Below are three simple changes in practice that all prescribers could, and should, consider:

  1. Do not prescribe an antibiotic for patients with a sore throat who are not of Māori or Pacific ethnicity and not aged between 5 and 18 years
  2. Do not prescribe amoxicillin clavulanate for skin infections caused by Streptococcus pyogenes or Staphylococcus aureus, but instead prescribe penicillin V or flucloxacillin
  3. Do not prescribe ciprofloxacin or norfloxacin for patients with urinary tract infections, unless the infection has failed to respond to a more narrow spectrum agent such as nitrofurantoin or trimethoprim

It is not going to be easy to change our own established practices, and also our patients’ expectations, but present and future generations will not look kindly on us if we continue to squander the utility of antibiotics and leave them with markedly fewer options for treating infections in the coming decades.

References

  1. Norris P, Horsburgh S, Keown S, et al.
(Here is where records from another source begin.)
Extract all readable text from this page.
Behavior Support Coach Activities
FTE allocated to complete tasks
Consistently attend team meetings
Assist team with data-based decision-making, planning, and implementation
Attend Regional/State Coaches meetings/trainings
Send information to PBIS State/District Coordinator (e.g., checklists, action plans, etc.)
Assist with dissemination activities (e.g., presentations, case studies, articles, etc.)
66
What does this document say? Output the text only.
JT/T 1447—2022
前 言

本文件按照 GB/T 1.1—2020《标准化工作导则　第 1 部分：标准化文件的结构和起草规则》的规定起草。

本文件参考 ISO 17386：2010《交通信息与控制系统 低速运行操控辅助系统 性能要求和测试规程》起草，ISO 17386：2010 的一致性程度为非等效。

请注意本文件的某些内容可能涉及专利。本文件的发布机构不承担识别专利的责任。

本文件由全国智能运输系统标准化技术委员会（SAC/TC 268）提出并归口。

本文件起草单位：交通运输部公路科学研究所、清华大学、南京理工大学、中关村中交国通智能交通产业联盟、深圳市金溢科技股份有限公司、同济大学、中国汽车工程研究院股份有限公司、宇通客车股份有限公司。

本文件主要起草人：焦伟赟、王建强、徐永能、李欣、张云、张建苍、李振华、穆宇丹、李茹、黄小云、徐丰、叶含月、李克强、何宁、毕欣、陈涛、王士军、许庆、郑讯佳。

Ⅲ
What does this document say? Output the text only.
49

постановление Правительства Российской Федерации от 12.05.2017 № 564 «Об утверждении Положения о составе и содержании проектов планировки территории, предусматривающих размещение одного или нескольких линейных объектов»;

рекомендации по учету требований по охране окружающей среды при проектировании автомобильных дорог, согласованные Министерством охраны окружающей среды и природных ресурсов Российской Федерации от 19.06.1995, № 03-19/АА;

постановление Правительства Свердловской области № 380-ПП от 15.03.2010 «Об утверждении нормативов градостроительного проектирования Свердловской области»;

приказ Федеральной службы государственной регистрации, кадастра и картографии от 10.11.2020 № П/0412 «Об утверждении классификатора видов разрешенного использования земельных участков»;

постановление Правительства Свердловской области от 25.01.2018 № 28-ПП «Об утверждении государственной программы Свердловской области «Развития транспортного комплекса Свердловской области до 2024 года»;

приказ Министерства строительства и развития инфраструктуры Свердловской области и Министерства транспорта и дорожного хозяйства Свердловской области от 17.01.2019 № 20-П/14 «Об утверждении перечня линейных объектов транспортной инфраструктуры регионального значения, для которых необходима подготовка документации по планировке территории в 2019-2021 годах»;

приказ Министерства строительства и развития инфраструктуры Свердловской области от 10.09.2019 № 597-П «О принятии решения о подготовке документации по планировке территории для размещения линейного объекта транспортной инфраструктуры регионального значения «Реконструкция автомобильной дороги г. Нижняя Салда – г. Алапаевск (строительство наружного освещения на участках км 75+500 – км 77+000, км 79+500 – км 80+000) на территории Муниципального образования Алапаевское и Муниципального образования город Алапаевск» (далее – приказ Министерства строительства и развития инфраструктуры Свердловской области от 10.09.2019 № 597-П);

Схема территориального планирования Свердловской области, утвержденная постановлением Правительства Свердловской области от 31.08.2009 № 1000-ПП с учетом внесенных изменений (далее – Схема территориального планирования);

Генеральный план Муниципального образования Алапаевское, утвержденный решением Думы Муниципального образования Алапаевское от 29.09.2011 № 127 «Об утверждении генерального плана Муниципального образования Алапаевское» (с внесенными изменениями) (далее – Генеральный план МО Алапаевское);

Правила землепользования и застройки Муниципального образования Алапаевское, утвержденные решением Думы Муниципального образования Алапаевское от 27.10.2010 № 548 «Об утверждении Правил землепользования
Too much and too little? Prevalence and extent of antibiotic use in a New Zealand region. J Antimicrob Chemother 2011;66:1921-6.
  2. Thomas MG, Smith AJ, Tilyard M. Rising antimicrobial resistance: a strong reason to reduce antimicrobial consumption in New Zealand. NZ Med J 2014;127:1394:72-84.
  3. Williamson DA, Monecke S, Heffernan H, et al. High usage of topical fusidic acid and rapid clonal expansion of fusidic acid-resistant Staphylococcus aureus: a cautionary tale. Clin Infect Dis 2014;59: 1451-4.
  4. Costelloe C, Metcalfe C, Lovering A, et al. Effect of antibiotic prescribing in primary care on antimicrobial resistance in individual patients: systematic review and meta-analysis. BMJ 2010;340:c2096.
  5. NICE Short Clinical Guidelines Technical Team. Respiratory tract infections – antibiotic prescribing. Prescribing of antibiotics for self-limiting respiratory tract infections in adults and children in primary care. London: National Institute for Health and clinical Excellence, 2008.
  6. McGregor A, Dovey S, Tilyard M. Antibiotic use in upper respiratory tract infections in New Zealand. Family Practice 1995;12:166-170.
  7. Biezen R, Pollack AJ, Harrison C, et al. Respiratory tract infections among children younger than 5 years: current management in Australian general practice. Med J Australia 2015;202:262-5.
  8. Currie CJ, Berni E, Jenkins-Jones S, et al. Antibiotic treatment failure in four common infections in UK primary care 1991-2012: longitudinal analysis. BMJ 2014;349:g5493.
  9. bpacnz . Oxycodone: how did we get here and how do we fix it? Best Practice Journal 2014;(62).
  10. Thomas MG, Arroll B. “Just say no” – reducing the use of antibiotics for colds, bronchitis and sinusitis. NZ Med J 2000;113:287-9.